Al libro seguirà La nostra guerra (Baldini Castoldi Dalai, 2009), antefatto decisamente meno scanzonato, vissuto dal bimbo Lorenzo nella Bologna del 1945. Qui l’autore, ribaltando in qualche modo grazie alla fantasia lo scacchiere bellico, racconta l’epica insurrezionale di un’Italia senza guerra civile tra rossi e neri, ma bensì costretta a stringere i denti dinnanzi all’avanzata poderosa ed apparentemente inarrestabile dei (sempre cattivi) nemici tedeschi, con la Valle del Po occupata e la resistenza fascista impegnata a contrastare l’invasione con ogni mezzo.
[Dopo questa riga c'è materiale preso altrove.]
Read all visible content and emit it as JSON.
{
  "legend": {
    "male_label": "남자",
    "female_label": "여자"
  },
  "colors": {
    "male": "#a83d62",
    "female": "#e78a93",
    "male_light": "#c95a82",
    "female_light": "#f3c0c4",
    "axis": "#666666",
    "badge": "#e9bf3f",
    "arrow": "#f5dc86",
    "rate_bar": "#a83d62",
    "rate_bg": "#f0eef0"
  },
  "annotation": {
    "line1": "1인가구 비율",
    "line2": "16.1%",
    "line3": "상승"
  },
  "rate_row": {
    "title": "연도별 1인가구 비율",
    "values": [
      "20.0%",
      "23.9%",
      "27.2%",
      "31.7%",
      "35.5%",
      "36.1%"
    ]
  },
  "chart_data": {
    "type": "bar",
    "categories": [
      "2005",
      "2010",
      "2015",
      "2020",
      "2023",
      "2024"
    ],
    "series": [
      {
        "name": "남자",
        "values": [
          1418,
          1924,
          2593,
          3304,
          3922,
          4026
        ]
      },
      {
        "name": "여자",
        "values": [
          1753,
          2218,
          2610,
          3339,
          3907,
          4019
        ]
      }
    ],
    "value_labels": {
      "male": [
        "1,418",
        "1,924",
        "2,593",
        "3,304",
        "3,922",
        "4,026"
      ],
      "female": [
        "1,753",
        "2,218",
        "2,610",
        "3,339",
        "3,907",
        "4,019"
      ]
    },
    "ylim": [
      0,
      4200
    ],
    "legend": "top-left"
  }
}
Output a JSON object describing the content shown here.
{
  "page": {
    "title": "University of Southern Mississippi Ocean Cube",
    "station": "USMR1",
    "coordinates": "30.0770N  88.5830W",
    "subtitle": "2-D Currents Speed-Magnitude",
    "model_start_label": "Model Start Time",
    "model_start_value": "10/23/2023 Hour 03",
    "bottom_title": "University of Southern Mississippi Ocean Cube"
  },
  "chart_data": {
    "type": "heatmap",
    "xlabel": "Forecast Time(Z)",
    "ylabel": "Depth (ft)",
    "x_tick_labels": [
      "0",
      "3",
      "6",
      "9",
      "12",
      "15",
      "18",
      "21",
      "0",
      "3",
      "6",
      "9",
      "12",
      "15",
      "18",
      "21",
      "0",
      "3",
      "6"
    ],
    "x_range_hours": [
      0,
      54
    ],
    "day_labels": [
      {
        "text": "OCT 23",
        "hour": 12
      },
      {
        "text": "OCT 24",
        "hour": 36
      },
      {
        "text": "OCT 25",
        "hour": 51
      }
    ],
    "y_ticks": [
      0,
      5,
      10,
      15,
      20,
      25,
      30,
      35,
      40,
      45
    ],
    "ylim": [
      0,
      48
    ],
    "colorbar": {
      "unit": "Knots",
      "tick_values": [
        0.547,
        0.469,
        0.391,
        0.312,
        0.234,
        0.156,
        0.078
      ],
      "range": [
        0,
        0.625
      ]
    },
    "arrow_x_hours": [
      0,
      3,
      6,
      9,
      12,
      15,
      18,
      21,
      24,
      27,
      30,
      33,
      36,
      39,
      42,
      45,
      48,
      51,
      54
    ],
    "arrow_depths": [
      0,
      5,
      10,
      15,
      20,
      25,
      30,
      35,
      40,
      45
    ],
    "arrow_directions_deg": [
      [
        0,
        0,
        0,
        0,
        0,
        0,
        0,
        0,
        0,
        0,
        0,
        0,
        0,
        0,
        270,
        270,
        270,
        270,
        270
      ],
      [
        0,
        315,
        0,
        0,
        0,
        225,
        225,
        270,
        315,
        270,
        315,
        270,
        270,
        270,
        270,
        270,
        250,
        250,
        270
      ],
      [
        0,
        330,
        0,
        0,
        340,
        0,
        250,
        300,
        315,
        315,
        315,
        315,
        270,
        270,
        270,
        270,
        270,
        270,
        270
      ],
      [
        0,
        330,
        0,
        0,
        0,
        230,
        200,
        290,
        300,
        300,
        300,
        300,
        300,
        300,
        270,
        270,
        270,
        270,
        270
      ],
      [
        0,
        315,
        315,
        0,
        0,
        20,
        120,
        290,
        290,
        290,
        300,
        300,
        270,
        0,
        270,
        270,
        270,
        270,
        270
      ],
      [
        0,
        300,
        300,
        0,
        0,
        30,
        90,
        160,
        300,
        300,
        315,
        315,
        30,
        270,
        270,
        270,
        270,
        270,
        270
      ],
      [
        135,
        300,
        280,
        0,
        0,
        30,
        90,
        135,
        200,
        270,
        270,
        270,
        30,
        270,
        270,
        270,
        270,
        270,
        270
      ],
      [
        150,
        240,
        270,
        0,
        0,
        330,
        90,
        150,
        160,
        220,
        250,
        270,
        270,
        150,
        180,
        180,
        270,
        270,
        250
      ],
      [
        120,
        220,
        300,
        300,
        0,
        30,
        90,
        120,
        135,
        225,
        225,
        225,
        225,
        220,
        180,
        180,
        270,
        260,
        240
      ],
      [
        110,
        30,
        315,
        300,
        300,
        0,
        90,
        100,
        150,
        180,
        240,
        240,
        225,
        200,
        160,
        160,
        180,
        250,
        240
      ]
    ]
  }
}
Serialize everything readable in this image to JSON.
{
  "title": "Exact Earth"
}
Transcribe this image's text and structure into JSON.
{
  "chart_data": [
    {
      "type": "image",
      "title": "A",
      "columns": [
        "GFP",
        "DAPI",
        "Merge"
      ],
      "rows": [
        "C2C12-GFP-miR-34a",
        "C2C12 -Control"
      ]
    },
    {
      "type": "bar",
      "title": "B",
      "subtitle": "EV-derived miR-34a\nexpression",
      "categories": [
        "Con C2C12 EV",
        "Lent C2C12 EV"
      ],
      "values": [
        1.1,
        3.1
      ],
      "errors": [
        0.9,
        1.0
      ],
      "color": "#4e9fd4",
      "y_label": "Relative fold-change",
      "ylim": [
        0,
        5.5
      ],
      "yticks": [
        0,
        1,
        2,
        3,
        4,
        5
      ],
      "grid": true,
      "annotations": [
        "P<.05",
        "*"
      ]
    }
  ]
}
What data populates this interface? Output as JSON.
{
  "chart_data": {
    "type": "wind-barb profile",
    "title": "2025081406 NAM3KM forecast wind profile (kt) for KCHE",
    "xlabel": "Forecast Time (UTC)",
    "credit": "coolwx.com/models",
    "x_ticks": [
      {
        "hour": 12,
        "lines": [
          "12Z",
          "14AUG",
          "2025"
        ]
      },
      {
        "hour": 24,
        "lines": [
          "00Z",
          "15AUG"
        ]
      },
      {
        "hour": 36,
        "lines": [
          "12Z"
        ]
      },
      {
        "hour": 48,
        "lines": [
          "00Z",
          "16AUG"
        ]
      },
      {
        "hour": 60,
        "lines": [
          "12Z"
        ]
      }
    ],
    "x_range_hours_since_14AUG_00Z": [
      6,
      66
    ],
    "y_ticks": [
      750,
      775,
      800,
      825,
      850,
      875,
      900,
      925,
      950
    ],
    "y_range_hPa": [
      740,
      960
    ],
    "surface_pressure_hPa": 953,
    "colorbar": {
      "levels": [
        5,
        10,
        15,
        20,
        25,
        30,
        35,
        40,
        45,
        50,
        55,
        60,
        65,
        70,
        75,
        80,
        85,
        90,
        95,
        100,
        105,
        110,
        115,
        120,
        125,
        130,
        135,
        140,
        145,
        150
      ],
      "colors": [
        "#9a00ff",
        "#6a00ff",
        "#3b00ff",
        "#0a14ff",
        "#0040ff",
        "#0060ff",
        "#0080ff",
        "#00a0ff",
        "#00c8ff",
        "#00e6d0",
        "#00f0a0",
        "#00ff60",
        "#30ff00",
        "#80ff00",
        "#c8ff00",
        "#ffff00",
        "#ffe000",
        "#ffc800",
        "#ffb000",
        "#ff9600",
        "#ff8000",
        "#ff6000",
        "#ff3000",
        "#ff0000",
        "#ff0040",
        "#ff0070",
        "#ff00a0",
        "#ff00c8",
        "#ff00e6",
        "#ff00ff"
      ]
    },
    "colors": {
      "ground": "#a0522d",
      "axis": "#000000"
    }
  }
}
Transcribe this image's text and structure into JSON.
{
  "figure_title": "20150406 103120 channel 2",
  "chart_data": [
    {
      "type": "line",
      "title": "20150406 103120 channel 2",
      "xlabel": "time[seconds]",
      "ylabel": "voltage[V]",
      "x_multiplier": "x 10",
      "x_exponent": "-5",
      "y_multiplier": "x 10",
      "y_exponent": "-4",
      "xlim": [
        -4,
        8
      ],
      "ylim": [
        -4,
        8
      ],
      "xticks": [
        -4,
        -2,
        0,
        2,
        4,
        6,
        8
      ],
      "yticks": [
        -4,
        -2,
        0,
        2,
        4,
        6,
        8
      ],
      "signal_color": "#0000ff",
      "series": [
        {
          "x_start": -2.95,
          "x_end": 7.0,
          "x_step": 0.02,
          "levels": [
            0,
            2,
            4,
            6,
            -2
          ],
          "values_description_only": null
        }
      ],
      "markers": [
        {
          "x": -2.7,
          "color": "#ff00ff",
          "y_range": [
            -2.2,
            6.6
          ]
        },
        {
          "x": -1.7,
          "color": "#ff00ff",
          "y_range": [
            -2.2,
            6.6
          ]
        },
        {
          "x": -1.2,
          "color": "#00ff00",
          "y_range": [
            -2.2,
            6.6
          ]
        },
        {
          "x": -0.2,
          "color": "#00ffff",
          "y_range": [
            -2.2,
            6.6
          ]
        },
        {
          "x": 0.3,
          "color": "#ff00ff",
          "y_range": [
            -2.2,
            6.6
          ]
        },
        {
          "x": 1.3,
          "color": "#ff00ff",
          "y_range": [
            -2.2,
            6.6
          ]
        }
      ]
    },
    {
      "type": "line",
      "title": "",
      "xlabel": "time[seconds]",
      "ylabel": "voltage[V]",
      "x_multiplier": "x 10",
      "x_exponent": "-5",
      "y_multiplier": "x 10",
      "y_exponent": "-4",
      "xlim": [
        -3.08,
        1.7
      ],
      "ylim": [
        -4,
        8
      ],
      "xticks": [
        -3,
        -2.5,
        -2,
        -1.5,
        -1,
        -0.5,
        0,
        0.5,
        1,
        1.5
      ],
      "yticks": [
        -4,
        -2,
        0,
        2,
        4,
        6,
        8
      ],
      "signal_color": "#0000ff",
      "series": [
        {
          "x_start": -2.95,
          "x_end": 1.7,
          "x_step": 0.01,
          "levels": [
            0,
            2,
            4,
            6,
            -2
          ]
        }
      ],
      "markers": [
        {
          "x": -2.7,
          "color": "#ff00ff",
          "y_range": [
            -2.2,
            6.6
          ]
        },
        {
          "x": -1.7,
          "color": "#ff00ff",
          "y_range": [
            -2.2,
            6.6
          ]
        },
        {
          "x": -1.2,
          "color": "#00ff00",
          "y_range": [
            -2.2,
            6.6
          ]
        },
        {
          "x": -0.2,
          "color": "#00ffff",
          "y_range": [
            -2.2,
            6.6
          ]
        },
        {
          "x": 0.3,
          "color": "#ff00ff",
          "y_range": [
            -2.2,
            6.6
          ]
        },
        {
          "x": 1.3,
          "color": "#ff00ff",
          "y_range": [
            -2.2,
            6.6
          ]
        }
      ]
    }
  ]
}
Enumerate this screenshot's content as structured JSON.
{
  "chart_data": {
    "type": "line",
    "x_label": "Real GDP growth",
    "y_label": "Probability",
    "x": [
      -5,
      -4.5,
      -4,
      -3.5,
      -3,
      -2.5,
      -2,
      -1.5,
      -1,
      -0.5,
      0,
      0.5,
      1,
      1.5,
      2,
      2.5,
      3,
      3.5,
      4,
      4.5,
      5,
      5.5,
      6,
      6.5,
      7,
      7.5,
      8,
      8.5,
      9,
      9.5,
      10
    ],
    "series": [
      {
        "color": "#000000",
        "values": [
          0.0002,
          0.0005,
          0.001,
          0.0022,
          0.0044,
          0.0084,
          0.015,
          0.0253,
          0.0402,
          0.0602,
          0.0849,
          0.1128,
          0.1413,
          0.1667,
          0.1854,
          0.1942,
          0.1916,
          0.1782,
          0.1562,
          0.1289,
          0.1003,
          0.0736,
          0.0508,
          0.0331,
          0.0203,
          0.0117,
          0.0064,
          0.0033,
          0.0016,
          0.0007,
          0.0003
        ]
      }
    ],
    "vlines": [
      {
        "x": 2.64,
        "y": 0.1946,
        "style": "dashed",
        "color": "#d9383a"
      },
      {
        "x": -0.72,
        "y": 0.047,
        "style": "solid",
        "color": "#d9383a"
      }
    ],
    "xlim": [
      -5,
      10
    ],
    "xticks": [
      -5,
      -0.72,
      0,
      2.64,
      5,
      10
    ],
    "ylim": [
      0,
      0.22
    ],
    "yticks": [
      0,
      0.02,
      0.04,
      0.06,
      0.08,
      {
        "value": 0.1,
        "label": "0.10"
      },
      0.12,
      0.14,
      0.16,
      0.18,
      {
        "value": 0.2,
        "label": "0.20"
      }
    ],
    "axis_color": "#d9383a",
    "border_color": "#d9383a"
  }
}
A completare la trilogia, nel 2012 è uscita l’edizione limitata fuori collana di Lorenzo Pellegrini e le donne (Italica edizioni) incentrato sulla vita privata di un protagonista al quale è difficile non affezionarsi.
In conclusione, ci piace riportare alcune frasi di Enrico Brizzi, tratte da un’intervista del 2011: “Tutti noi siamo cittadini di uno stato giovanissimo ma siamo figli di un popolo molto antico, che ne ha viste di tutti i colori, che ne ha fatte di tutti i colori, e tra tutte quelle che ha fatto ha inventato le strade; quindi siamo letteralmente sui passi di chi ci ha preceduto – di chi le strade le ha esportate in maniera brillante in tutta Europa, nel bacino del Mediterraneo – e questo è uno dei motivi per cui potremmo essere fieri del nostro passato anche senza avere alcuna simpatia per chi si mette un fez in testa, o rimpiange le aquile romane.”